Line 34, Francis O. Dack, daughter, female, white, age 11, single, attended school within the year, able to read, able to write, born in Missouri, father born in Missouri, mother born in Missouri, able to speak English, occupation: none.”

1930 US Census, , Ward 15, Kansas City, Jackson County, Missouri, 5 April 1930, enumeration district no. 48-224, page 222, sheet no. 7A, address: 4116Wayne Street, dwelling no. 75, family no. 110, lines 37-39:
“Line 37, Courtland O’Dick, owns home, value of home: 3000.00, owns radio set, male, white, age 42, married at age 20, did not attend school in last year, able to read and write, born in Missouri, father born in West Virginia, mother born in Ohio, able to speak English, occupation: Mailer, industry: News Paper, class of worker: W, actually at work, not a veteran.
Line 38, Lily M. O’Dick, wife of head, female, white, age 39, married at age 17, did not attend school in last year, able to read and write, born in Missouri, father born in Kentucky, mother born in Illinois, able to speak English, occupation: none.
Line 39, Frances Monk, daughter, female, white, age 21, married at age 21, did not attend school in last year, able to read and write, born in Missouri, father born in Missouri, mother born in Missouri, able to speak English, occupation: none.”

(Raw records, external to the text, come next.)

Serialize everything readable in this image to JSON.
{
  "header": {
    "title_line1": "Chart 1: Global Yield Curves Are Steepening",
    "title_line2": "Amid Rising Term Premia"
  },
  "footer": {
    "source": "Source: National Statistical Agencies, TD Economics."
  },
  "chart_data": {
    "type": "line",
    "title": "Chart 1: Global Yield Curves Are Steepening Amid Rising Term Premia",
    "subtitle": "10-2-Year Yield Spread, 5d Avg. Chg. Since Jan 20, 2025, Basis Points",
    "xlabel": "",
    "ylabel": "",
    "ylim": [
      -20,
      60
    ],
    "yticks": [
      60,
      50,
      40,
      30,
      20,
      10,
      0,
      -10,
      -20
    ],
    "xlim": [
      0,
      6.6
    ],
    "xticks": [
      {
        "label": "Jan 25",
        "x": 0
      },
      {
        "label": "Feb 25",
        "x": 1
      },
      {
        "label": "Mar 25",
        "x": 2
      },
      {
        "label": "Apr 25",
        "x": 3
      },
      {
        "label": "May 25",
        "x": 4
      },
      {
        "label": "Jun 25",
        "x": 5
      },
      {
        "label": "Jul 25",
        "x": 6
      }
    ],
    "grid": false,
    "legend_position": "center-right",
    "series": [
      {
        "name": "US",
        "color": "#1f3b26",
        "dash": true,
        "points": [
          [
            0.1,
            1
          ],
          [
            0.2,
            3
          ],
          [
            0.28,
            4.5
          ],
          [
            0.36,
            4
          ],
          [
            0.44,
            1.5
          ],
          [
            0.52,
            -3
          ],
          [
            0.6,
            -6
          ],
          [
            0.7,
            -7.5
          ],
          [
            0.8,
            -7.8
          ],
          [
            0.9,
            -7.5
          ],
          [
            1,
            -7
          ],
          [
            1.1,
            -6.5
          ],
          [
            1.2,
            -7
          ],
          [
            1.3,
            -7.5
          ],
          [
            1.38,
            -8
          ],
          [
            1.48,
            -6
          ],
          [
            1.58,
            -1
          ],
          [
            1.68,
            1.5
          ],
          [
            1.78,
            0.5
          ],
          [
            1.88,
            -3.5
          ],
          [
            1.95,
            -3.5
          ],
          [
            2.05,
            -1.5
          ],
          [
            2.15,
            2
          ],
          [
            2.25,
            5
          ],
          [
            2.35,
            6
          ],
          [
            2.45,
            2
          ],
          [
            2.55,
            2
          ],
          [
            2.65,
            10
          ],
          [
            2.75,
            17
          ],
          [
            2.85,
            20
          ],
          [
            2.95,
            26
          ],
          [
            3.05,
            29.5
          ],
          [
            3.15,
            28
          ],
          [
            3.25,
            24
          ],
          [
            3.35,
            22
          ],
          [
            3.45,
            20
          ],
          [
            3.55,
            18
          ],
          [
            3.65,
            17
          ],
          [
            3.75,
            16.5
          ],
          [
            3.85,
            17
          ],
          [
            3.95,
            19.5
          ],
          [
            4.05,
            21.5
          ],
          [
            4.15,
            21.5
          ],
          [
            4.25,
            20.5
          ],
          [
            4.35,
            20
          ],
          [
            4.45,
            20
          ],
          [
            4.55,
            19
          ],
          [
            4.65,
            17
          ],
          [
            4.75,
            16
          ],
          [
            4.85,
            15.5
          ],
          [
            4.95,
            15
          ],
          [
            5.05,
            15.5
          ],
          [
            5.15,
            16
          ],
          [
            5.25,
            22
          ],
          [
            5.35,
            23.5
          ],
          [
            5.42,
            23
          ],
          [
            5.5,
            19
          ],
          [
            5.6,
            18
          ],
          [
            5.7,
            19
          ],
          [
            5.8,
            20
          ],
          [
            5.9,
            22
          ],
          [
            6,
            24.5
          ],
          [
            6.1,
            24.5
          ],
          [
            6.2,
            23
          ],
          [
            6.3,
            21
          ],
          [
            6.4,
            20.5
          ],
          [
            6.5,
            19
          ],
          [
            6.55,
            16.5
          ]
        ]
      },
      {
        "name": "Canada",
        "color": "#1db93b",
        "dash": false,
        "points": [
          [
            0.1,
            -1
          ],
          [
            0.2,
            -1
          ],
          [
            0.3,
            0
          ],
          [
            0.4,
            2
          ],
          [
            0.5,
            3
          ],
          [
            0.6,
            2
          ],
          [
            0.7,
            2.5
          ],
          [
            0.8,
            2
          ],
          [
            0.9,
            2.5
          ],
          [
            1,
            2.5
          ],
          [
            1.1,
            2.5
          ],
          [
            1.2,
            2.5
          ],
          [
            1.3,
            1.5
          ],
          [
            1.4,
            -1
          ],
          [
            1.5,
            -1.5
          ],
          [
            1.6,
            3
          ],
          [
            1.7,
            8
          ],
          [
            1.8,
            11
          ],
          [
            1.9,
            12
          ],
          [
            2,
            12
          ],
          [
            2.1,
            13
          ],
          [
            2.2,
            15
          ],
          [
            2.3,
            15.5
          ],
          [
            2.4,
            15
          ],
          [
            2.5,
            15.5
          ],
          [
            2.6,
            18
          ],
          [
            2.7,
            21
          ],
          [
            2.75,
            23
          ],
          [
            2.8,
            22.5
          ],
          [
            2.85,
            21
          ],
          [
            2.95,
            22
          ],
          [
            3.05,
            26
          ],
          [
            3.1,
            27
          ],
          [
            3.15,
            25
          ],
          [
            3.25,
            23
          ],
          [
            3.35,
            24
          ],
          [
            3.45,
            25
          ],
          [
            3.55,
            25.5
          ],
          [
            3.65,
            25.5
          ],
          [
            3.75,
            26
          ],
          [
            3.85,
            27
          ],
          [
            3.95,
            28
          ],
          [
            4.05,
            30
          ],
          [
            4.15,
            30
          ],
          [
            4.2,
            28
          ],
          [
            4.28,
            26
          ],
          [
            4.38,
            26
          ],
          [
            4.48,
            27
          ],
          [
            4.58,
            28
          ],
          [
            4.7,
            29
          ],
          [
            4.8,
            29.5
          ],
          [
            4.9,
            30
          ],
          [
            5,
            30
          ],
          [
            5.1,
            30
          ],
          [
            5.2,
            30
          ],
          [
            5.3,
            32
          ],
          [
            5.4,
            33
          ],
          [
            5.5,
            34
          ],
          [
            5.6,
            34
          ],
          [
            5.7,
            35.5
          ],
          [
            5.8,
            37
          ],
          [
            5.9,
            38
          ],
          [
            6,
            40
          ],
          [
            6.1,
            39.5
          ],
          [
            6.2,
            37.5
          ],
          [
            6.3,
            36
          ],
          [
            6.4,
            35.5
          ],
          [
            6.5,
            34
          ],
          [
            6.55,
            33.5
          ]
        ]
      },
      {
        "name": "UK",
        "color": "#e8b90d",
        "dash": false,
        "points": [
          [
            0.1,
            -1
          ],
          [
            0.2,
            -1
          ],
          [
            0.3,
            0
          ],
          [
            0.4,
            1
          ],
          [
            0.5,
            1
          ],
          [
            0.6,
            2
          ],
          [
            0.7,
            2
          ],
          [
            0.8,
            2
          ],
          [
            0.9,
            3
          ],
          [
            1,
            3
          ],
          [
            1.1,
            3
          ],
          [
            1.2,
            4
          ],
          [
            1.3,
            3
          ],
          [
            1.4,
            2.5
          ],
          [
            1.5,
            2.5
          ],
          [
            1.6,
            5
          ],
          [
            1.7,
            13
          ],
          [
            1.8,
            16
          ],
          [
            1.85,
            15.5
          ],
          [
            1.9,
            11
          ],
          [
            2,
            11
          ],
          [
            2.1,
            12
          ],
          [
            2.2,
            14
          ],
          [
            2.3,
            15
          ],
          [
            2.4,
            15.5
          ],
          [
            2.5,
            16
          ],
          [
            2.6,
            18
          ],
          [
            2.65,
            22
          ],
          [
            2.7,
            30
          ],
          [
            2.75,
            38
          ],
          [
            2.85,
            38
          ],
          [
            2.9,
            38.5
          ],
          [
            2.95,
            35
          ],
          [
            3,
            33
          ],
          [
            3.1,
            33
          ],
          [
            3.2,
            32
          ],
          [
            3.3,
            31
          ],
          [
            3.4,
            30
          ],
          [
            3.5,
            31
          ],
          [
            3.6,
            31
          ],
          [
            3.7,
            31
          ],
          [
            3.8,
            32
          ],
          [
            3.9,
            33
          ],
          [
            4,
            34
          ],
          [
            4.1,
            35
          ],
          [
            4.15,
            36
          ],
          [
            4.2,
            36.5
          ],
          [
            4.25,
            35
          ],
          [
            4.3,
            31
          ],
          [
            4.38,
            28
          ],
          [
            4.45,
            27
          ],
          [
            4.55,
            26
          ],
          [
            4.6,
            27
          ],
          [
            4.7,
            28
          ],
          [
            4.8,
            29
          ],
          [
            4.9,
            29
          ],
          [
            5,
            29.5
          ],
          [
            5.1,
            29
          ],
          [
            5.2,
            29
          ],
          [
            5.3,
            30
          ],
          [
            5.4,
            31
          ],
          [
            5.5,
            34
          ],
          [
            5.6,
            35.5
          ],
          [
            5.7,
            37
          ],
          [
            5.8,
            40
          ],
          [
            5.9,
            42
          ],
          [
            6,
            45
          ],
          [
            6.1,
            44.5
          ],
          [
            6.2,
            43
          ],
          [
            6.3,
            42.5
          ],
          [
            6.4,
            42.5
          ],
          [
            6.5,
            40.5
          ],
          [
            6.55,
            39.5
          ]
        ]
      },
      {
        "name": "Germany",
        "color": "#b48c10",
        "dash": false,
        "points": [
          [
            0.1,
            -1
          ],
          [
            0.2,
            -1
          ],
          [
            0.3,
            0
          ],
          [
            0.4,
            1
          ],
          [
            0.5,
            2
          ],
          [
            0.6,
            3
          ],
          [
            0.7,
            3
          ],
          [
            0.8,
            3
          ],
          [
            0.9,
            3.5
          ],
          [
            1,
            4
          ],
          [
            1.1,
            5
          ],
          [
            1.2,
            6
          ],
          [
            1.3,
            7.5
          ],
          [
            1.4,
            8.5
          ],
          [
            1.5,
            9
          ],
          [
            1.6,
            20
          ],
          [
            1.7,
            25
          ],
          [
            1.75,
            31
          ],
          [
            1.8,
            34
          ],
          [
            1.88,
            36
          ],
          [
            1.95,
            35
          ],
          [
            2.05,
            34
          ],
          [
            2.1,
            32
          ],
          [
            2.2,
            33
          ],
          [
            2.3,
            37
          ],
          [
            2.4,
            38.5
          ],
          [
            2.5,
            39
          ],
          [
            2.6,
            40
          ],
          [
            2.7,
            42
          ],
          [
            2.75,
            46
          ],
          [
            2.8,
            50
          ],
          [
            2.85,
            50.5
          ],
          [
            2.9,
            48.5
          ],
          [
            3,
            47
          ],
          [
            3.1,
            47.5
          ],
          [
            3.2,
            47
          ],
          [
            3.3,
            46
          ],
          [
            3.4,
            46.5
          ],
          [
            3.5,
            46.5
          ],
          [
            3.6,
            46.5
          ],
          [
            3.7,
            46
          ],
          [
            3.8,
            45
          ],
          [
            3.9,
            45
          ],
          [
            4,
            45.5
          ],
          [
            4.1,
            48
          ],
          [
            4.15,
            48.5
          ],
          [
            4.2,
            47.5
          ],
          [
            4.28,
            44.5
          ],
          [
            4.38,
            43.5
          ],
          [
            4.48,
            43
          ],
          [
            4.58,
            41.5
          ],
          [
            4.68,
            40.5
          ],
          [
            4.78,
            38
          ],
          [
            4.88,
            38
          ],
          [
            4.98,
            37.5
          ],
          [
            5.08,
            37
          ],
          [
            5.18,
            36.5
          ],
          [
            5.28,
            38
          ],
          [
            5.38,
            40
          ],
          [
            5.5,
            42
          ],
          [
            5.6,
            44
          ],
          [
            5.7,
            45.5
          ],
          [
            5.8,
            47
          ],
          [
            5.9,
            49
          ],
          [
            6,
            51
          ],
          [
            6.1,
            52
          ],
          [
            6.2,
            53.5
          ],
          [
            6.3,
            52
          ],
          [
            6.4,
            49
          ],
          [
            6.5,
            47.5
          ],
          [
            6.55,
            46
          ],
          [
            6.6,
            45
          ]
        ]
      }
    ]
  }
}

__________________________

I found a clipping from an unknown newspaper that had been laminated and used as a bookmark when I was visiting the home of my grandma, Beverly Monk Spohr (Courtland’s only granddaughter). Here is Courtland Dick’s obituary from that newspaper clipping:
“In Loving Memory of
COURTLAND OLIVER DICK.
__________________________

He Had Been a Mailer for The Star 47 Years.
__________________________

Courtland Oliver Dick, 70, of 4116 Wayne Avenue, died yesterday at St. Luke’s hospital. He had been ill three weeks.
Mr. Dick had been a mailer 47 years for The Star and had been a member of Mailers local No. 7 for 41 years. In 1951 he was a delegate from his local to the International Typographical union convention in Detroit. He was born in Lincoln, Mo., and had been a resident of Kansas City 60 years.
Surviving are his wife, Mrs. Lillie M. Dick of the home; a daughter, Mrs. Frances Monk, 9648 Lee boulevard, Leawood; a sister, Mrs. Emma Miller, 2312 College avenue; a brother, Robert Skillman, El Monte, Calif.; two grandchildren and two great-grandchildren.
Services will be at 2:30 o’clock Tuesday at the Newcomer chapel. Burial will be in Forest Hill cemetery.
The pallbearers will be Robert E. O’Dell, G. R. McNib [?], Clarice [?] Taylor, Robert W. Brown, M. J. Sweeney and Henry C. Slier.[?]
In our hearts a memory is kept,
Of one we loved and will never forget.”